And she thinks that she's so real.
So then why does she conceal
the color of her hair?
And wear fake fingernails
and tell tale rumors
of a boob job, too.
So who's she tryin' to fool?
The other mom's that drive the pool?
Or maybe just herself?
Because her mental health
Is what keeps her looking young.
And she just turned forty-one.
Has two daughters and a son.
And a husband, his name's Tom.
And she's a carpool mom.
Sport's some NO DRUG bumper sticker
on the bumper of her van.
She's got Prozac in her purse
and a cigarette in her hand.
Drinks black coffee every morning.
Gin tonic after dark.
Keeps her Sleep-ezee in the nightstand.
Love's her husband. He's a NARC
And she's a carpool mom.
Chaperoned the ninth grade prom.
Wore a ribbon on her dress
that says that she protests
the use of drugs like smack and cannabis.

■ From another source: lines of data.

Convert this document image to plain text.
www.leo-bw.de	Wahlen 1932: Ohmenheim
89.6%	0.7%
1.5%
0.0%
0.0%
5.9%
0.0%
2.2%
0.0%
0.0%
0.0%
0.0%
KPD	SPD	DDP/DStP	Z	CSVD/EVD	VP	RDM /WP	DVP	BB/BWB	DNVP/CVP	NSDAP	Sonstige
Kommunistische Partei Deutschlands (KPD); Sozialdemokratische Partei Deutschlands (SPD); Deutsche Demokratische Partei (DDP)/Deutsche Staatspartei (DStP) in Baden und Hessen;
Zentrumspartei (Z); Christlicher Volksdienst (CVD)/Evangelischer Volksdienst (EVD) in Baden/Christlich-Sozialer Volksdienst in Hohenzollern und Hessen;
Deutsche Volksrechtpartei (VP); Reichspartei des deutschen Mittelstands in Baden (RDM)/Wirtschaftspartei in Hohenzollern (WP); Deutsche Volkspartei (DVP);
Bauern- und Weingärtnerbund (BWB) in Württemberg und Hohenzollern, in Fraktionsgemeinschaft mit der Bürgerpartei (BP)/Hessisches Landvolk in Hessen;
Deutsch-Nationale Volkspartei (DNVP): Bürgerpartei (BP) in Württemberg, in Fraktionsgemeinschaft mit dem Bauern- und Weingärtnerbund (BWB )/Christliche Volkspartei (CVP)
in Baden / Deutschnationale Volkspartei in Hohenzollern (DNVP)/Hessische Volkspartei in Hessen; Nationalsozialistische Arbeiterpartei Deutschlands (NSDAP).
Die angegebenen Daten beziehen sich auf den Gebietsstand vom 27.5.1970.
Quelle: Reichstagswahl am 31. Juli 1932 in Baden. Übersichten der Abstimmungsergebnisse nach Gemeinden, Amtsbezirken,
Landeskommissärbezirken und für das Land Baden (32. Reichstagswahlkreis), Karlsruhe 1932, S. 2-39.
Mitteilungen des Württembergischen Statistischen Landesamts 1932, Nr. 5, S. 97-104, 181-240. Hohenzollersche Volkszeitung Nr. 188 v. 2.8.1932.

Because to her they're both the same.
And she pops a pill into her brain.
Who let her in this game anyway?
They've told her what to say.
And besides her Valium keep her calm.
And she's a carpool mom,
with diet pills clenched in her palm.
And with that tight clenched fist
insist drug users should be jailed.
Denied bail. Nailed to the cross.
That'll show 'em who's the boss.
Toss away the key.
Then maybe they'll see
that we mean business.
And she witnesses at her church.
Can recite every single verse
of chapter 23 book of Psalms.
And she's a carpool mom.
A real human time bomb
in this WAR ON DRUGS.
She serves icy mugs of beer
and cheery wine coolers,
with fruity flavors.
Takes some pills her neighbor
gave her. Cures whatever ails ya.
Hell she doesn't even know
where they come from.
And she's a carpool mom.
Any slight doldrum
requires a quick pick-me-up.
A cup of caffeine in between
drags of nicotine
give her hands something to do.
And-she still hasn't got a clue
that she's a drug user too!
So my question is the same.
Who let her in this game anyway?
And don't say shame on you
and tell me to stay calm,
when there are hypocrites out there
like the carpool mom.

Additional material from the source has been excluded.